Mr. Poilievre declined to respond to Mr. Lukiwski’s comments.

“Listen, I don’t take these things personally. In politics, emotions can run high from time to time, I haven’t read the speech, and so I won’t comment on its substance,” Mr. Poilievre said.

Mr. Mayrand has publicly stated the legislation will hamper the commissioner of Canada Elections to conduct investigations into alleged electoral wrongdoing and will also prevent the Chief Electoral Commissioner from communicating freely with voters—as Elections Canada did following an outcry in 2012 over alleged illegal robocalls by Conservative Party campaigners.

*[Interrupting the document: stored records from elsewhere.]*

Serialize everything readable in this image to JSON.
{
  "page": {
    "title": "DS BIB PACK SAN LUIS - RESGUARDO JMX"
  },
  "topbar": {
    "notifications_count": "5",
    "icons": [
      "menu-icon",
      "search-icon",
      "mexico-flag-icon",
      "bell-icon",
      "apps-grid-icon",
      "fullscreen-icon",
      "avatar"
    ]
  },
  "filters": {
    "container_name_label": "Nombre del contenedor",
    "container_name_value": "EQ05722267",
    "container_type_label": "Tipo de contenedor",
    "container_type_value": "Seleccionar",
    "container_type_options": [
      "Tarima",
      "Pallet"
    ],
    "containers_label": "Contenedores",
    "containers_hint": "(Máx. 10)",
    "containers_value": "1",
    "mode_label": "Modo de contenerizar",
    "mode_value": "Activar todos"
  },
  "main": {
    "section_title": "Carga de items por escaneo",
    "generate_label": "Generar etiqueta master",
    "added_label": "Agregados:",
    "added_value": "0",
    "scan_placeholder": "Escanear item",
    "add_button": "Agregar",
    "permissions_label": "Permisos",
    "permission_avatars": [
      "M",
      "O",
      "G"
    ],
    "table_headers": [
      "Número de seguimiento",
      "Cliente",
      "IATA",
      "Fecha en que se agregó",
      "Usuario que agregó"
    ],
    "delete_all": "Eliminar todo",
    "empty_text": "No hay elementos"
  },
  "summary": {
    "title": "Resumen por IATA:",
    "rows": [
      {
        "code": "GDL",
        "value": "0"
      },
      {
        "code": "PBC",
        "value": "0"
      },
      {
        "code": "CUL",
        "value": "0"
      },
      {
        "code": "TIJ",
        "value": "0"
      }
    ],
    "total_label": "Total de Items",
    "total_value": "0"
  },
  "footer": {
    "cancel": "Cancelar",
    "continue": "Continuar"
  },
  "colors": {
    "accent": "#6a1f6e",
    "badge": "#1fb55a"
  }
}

As well, a section of the legislation that would exclude party solicitations during campaigns for contributions from past donors as declarable election expenses, subject to spending limits, could benefit the Conservative party more than the opposition parties.

Mr. Christopher reacted with astonishment at Mr. Lukiwsk’s concern the committee hearings would incite protests from the electorate.

“People might want to express their view in a free society, fair enough, so what? They do their demonstration, if they do, and then we go into the meeting and do our business as we would. Where’s the harm? What’s been damaged? How did we lose anything? I can argue what we’re losing if we don’t have those hearings,” Mr. Christopherson said.